De verdachte kwam met haar auto aanrijden over de Colosseumweg en wilde bij de kruising met de 2e Rosestraat rechtsafslaan. Op deze kruising zijn oversteekplaatsen voor voetgangers en fietsers gelegen. De aldaar overstekende voetgangers en fietsers hebben voorrang op het verkeer dat de kruising nadert vanaf de Colosseumweg. Dit is aangegeven met vóór deze oversteekplaatsen op de weg aangebrachte haaientanden. De verdachte stopte voor deze haaientanden om een fietser (de getuige [getuige01] ) die op het fietspad kwam aanrijden en over de fietsersoversteekplaats overstak, voorrang te verlenen. Kort daarna stak ook het slachtoffer over en vond het voornoemde verkeersongeval plaats.
Overwegingen
Anders dan de verdediging, acht de rechtbank voldoende wettig en overtuigend bewijs aanwezig om de toedracht van dit verkeersongeval vast te stellen. De verklaringen van het slachtoffer vinden op dit punt voldoende ondersteuning in de verklaringen van de getuige [getuige01] en de processen-verbaal van politie, waaronder het proces-verbaal van de verkeersongevallenanalyse (hierna: VOA) met betrekking tot de schade-inpassing.
De rechtbank stelt op basis daarvan het volgende vast.

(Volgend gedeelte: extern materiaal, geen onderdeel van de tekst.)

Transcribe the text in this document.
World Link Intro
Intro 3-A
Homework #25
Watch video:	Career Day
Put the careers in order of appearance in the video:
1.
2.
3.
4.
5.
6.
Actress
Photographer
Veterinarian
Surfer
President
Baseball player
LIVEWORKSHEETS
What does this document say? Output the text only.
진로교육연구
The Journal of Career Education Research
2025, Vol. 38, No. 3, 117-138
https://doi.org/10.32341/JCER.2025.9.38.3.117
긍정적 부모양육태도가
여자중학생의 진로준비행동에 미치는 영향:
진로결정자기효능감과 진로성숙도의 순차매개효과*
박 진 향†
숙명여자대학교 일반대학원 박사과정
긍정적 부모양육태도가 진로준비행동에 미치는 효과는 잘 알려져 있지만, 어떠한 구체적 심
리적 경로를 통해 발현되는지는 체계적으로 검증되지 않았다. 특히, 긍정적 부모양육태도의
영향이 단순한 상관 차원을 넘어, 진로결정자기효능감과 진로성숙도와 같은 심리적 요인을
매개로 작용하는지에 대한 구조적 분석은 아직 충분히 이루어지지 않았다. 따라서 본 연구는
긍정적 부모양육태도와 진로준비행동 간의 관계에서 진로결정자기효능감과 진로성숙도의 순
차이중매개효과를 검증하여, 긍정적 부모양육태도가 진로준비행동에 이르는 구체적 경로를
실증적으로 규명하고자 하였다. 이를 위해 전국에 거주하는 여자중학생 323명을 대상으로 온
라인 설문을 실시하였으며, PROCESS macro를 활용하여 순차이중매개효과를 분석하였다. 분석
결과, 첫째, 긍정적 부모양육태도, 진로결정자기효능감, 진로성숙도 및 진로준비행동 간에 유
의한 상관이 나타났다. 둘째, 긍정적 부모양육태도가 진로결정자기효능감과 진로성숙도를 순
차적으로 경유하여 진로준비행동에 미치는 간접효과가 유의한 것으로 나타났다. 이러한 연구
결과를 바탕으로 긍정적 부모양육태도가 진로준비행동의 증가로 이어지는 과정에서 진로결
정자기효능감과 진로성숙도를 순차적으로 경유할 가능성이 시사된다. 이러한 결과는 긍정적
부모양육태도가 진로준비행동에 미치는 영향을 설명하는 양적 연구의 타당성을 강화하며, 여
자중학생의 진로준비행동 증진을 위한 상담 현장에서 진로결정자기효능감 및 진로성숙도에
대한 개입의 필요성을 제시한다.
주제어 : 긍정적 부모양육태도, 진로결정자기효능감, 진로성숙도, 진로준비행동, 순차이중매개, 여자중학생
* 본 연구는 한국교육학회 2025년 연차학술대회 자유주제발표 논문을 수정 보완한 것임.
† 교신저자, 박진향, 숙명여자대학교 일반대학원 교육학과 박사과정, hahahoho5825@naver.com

Het slachtoffer reed over het fietspad en maakte bij het oversteken van de kruising gebruik van de fietsersoversteekplaats. Hij was kort daarvoor ingehaald door [getuige01] en reed dus vlak achter haar. De verdachte bevond zich voor de oversteekplaats toen het slachtoffer daar wilde oversteken. De verdachte had ook hem dus voorrang moeten verlenen, maar zij heeft dat niet gedaan. Nadat zij [getuige01] voorrang had verleend, trok zij hard op. Dat is door zowel het slachtoffer als de getuige verklaard. [getuige01] heeft ook verklaard dat zij moest aanzetten om de auto voor te zijn en zelf niet geraakt te worden. Terwijl de verdachte optrok, kwam zij in botsing met het slachtoffer die inmiddels bezig was met oversteken. Bij deze botsing werd het slachtoffer
van links in de flankgeraakt door de voorzijde van de auto van de verdachte. Dit blijkt onder meer uit de schade-inpassing, waarbij is geconstateerd dat meerdere schades en sporen aan de auto en de op de plaats van het ongeval aangetroffen kentekenplaat van de auto van de verdachte, passen bij schades en sporen aan de linkerzijde van de fiets, onder meer aan de linker trapper.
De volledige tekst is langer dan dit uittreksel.